Please pass a heaping dish of generosity
We could use more holidays like Thanksgiving, I think. No religious agenda, no overpriced bundles under a tree that has been situated, about as sensibly as a fire hydrant, in a corner of the living room, no flag waving or fireworks, or street fairs that tie up downtown.
Thanksgiving is relief from all that -- a day when little more is expected than mashed potatoes minus the lumps, marshmallows nicely oozing on top of the yams, turkey and brown gravy, and a slab of homemade apple pie with, or without, cheddar cheese, your choice.
The holiday's simplicity is its greatest attribute. Expectations are perfectly aligned with purpose. No one will be off in a corner pouting because the new iPhone is not the gold model anticipated, nor will the person in charge of family finances be contemplating life as a fugitive in the mountains of Idaho.
Aside from an admirable sense of scale, Thanksgiving deserves praise for its generous spirit. It is a national day without the endless rancor of recent times. You favor Obamacare and your brother-in-law, the Tea Party guy, thinks we are about an inch away from becoming Greece. Who cares? Pass the stuffing, if you don't mind, and, hey, Aunt Sal, these are outstanding Parker House rolls. Excuse me, anyone else want that drumstick?
By late afternoon, everyone is in a state of advanced reverie, numbly remembering old times, the scores of ancient football games and the year Grandpa tried to make a clam casserole and lubricated the dish with Lestoil instead of Wesson by mistake. Let somebody else shut down the government and worry about the Gross National Product and Consumer Price Index. This is real life, for goodness' sake. And, you bet, I'll have another couple spoons of succotash.
Way back when, we would troop over to Aunt Edna's for the big day. She lived in a little apartment with her husband, Uncle Jim, a good guy who worked as a business rep on the waterfront and, we learned, so aggravated the mob with his honesty that they put out a hit, but then thought better of it, who knows why? Another reason to give thanks.

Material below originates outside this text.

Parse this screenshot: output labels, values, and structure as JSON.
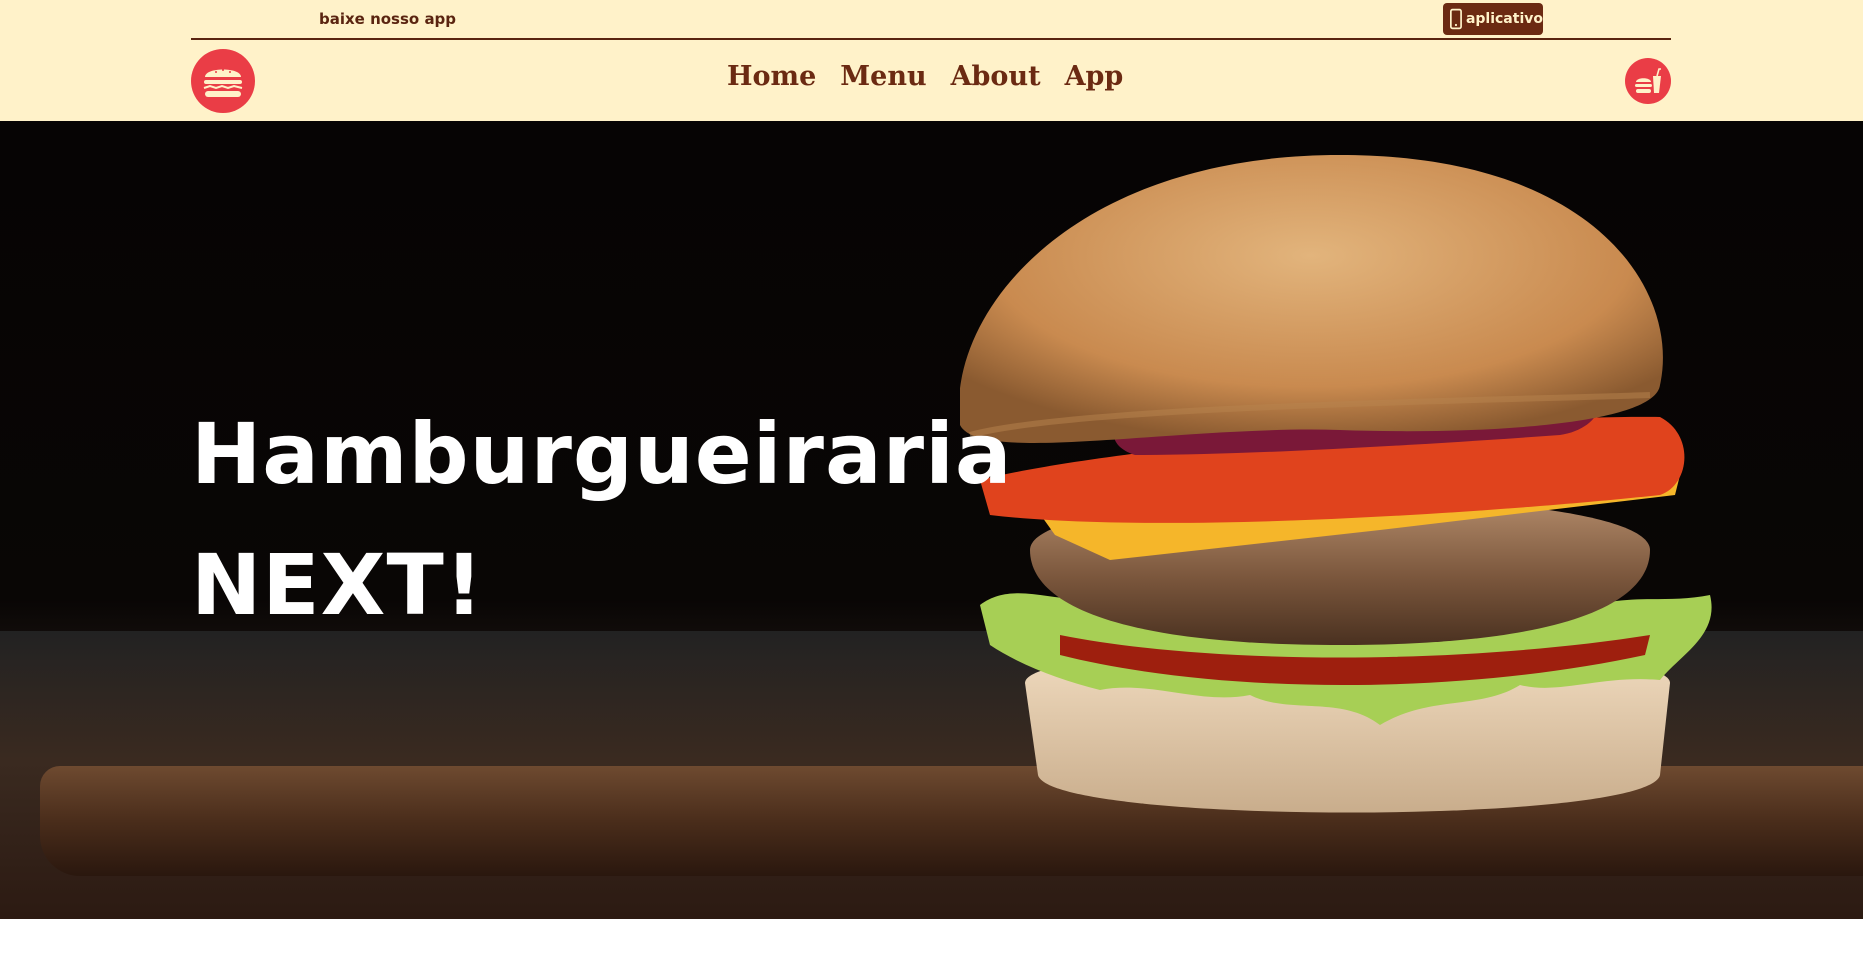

Aunt Edna, who had a job on Wall Street as one of the first female account agents -- "customer's men," as they were called -- was as adept in the kitchen as on the horn with a client. Not only turkey and fixings did she whip up, but a big pot of marinara sauce simmered for hours with spareribs and served over spaghetti. Mom would bring maybe some crabmeat au gratin in those big scallop shells as an appetizer. There was so much food the table could have been propped up with cinder blocks.
These were the days when adults pounded back a Manhattan or Whiskey Sour or Old Fashioned just by way of setting up the palate. By mealtime, the mood was mellow and the wisecracks better than Milton Berle's. Well-off or barely making it, Irish Catholic or German Lutheran, Republican or Democrat, we were going to have a splendid time together because that's what you do on Thanksgiving -- Americans, one and all.
But let's say this: Generosity is an art when attempted year round. There's a knack to it -- a special selflessness that assures good works without expectation of thanks.
In the spirit of Thanksgiving and gratitude, I will mention here a recent dinner my wife, Wink, and I had with friends from out east.
Brigitte and Anthony are regular folks, no big bucks, but hard wired to perform random acts of kindness -- and that doesn't even include feeding the deer in the woods behind their house, or adopting the puppy offered by a rescue unit at the local pet store. Once, for instance, they spotted a woman needing assistance at the side of the road. She was broke and so was her car. Our friends got the heap to a garage and paid for the repair. No questions asked.
It will be no surprise that people of this caliber have a tough time taking a bow. But, as conversation went along, we heard a story for the first time.
One winter, Anthony, who works in the city, began worrying about a homeless man to whom he often gave small amounts of cash. Forecasts were for severe weather. Where would the poor fellow go when the storm hit?
Without much discussion, it was decided: To a hotel! On our friends! Money was pressed into the hand of a no doubt astonished recipient. The storm came. The homeless man was not on the street. Where he spent the night, Brigitte and Anthony don't know for sure -- maybe the hotel, maybe not.
Makes no difference. This was what the moment demanded, said the couple, a lesson learned at Sunday services and taken to heart.
Really, we said, you're the greatest.
Our friends looked baffled. Isn't this what you're supposed to do?
Well, sure, we said, but . . .
No buts, they insisted. None whatsoever.
Some people are like that. Every day, they pass the candied yams and always let someone else grab the drumstick.